А еще люди часто ворчали, что родня навещает их, чтобы только позлорадствовать, и что это доктора виноваты в их страданиях. Не переносили одного вида Инид за ее бессонную выносливость, за терпеливые руки и за то, как восхитительно уравновешенно струятся внутри нее жизненные соки. Инид к этому привыкла и была способна понять, в какой беде оказались эти люди, как тяжко им умирать и что тяжесть доживания порой заслоняет даже саму смерть.

Но с миссис Куин она растерялась.

Вовсе не потому, что не могла обеспечить ей комфорт. А потому, что не могла себя заставить. Инид не могла побороть отвращение к этой обреченной и несчастной молодой женщине. К этому телу, которое ей приходится обмывать, обрабатывать присыпкой, утешать ледяными и спиртовыми компрессами. Теперь она понимала, что люди имеют в виду, когда говорят, что ненавидят болезнь и больные тела, понимала женщину, сказавшую ей однажды: «Просто не представляю, как вы можете этим заниматься. Я никогда не стала бы медсестрой, это единственное, чего я никогда бы не смогла делать». Она не выносила именно это тело, все очевидные проявления его болезни. Этот запах, эти пятна, эти заморенные соски и эти жалкие беличьи зубы. Во всем этом она видела печать злонамеренной порчи. Она была ничуть не лучше миссис Грин, вынюхивающей разгул скверны. Несмотря на то, что она медсестра и знает куда больше, и несмотря на то, что ее профессии – и, конечно, ей самой – свойственно сочувствие. Инид не знала, почему так произошло. Миссис Куин чем-то напомнила девчонок, знакомых ей по старшей школе: бедно одетые, болезненного вида девочки с весьма безотрадным будущим, которые тем не менее демонстрировали суровое довольство собой. Выдерживали они год-два, потом беременели, большинство выскакивали замуж. Инид приходилось ухаживать за ними в более поздние годы, помогая в домашних родах, и оказывалось, что их самоуверенность иссякла, дерзость сменилась кротостью или даже набожностью. Ей было жаль их, хотя она и помнила, как непреклонно они добивались такой жизни.

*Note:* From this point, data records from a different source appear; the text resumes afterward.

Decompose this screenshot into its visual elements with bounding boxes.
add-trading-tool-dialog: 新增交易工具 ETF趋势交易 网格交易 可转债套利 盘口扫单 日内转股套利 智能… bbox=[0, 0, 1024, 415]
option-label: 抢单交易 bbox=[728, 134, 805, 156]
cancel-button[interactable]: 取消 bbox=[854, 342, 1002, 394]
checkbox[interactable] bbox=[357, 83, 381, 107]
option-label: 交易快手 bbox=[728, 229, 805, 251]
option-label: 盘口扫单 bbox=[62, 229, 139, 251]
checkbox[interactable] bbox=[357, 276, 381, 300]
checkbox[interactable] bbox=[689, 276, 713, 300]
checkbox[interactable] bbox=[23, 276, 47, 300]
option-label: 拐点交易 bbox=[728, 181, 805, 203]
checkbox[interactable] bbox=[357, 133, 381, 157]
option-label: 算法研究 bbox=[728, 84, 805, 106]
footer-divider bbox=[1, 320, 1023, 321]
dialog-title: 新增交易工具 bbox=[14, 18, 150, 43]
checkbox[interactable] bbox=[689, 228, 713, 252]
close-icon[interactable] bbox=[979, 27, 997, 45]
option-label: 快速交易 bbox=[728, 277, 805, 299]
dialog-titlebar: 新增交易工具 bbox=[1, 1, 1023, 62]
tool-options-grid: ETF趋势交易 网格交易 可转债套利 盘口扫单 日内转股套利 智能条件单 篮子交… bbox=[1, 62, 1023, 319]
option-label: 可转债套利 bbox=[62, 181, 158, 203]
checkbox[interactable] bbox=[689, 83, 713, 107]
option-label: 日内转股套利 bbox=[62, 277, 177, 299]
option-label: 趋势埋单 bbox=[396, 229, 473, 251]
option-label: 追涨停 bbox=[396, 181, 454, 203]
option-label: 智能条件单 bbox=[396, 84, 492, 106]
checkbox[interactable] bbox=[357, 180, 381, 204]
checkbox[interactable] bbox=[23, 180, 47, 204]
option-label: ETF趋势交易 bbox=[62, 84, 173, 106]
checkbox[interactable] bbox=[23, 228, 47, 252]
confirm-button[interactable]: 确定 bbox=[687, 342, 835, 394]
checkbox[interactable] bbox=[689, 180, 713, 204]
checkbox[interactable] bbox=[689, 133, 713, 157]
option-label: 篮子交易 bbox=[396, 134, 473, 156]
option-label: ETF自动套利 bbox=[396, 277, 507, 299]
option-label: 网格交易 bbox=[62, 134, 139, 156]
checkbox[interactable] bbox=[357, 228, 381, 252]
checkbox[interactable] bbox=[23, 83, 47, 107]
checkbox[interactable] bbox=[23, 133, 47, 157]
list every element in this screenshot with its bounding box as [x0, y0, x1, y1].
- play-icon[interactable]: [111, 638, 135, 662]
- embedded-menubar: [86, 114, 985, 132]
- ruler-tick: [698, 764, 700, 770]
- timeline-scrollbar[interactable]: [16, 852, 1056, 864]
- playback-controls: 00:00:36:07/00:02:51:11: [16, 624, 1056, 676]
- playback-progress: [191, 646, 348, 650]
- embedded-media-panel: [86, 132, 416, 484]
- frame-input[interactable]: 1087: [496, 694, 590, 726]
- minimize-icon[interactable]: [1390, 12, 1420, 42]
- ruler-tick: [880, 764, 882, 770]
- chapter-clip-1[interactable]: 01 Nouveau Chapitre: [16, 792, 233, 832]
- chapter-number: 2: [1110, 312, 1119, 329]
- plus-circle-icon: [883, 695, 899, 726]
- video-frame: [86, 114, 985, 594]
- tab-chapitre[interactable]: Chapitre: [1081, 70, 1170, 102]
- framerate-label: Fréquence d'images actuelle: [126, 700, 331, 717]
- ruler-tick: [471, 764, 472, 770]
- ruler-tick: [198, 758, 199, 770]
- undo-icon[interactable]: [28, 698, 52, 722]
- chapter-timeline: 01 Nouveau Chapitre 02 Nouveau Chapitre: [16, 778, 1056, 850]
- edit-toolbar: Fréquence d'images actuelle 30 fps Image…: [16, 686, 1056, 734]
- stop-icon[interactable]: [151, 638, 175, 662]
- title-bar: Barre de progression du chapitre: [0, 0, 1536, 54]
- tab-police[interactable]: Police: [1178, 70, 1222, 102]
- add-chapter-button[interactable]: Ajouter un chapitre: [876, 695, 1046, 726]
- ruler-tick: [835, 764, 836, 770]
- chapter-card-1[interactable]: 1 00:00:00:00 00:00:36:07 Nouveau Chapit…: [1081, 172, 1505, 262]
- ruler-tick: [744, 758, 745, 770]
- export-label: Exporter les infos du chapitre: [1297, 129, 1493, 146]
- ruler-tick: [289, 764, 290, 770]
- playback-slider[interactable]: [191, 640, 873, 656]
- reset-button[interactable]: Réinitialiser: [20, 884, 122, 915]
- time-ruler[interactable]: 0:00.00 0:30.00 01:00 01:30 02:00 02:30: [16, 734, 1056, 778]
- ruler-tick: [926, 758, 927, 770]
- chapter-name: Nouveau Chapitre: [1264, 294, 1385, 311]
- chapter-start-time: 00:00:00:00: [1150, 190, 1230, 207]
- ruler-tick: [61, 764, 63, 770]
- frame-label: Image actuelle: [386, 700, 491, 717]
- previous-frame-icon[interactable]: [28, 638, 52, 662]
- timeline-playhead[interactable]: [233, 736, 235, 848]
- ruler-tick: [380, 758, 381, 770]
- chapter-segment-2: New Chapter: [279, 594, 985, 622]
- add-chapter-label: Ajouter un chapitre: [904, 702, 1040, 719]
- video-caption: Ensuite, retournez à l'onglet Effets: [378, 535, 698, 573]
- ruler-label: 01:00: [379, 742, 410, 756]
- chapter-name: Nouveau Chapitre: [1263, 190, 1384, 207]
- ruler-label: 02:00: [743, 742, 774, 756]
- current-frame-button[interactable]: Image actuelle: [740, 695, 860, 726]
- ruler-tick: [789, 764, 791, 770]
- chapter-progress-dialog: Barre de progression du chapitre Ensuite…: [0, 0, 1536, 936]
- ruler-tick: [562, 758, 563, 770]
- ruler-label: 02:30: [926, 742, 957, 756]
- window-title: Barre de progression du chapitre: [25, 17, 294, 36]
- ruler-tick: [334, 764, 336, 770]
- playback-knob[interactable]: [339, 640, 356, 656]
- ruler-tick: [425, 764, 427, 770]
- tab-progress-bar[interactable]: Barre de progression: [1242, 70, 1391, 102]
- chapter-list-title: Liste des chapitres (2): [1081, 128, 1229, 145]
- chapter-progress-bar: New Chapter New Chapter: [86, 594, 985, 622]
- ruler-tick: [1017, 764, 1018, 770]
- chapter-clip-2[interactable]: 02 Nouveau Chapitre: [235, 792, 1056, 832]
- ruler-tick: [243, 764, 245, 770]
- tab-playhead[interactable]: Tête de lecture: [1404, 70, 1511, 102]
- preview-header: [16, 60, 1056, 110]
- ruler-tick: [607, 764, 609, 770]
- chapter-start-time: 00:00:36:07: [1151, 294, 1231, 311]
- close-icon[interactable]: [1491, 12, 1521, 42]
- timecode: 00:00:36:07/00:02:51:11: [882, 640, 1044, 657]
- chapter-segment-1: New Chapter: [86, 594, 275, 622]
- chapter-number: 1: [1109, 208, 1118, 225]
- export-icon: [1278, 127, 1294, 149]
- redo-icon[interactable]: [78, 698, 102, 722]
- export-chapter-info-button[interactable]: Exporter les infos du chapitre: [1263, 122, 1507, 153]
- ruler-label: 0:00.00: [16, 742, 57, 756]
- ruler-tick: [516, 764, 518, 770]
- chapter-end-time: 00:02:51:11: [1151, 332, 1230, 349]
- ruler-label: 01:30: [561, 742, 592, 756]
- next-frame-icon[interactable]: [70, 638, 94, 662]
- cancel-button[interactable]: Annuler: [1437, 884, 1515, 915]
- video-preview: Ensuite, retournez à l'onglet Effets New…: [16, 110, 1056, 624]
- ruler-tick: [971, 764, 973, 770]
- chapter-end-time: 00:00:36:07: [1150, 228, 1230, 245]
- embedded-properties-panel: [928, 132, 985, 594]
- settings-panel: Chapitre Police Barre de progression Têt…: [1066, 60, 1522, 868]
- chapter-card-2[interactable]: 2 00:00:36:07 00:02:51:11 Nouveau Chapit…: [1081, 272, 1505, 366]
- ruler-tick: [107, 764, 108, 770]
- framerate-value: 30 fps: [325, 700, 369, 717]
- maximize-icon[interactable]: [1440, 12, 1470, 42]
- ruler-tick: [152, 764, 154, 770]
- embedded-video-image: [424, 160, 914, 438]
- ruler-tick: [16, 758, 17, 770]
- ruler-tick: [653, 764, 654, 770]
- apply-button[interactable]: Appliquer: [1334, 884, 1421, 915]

Миссис Куин была случаем наитяжелейшим. Она могла язвить сколько угодно, но не было внутри нее ничего, кроме угрюмых пакостей, ничего, кроме гнили.

Инид чувствовала отвращение, и это было худо, но куда хуже было то, что миссис Куин это знала. Ни терпение, ни доброжелательность, ни жизнелюбие Инид, призванные ею на помощь, не смогли помешать миссис Куин знать. И это знание стало для миссис Куин триумфом.

Скатертью дорожка.

Когда Инид было двадцать лет и она почти закончила курсы медсестер, ее отец умирал в больнице Уоллея. Тогда-то он сказал ей:

– Не нравится мне профессия, которую ты выбрала. Я не хочу, чтобы ты работала в таком месте, как это.

Инид наклонилась к нему и спросила, где, по его мнению, он находится.

– Это же просто больница Уоллея, – сказала она.

– Я знаю, – ответил отец спокойно и рассудительно, как всегда (он работал страховым агентом по недвижимости). – Я знаю, о чем говорю. Обещай мне, что ты не будешь.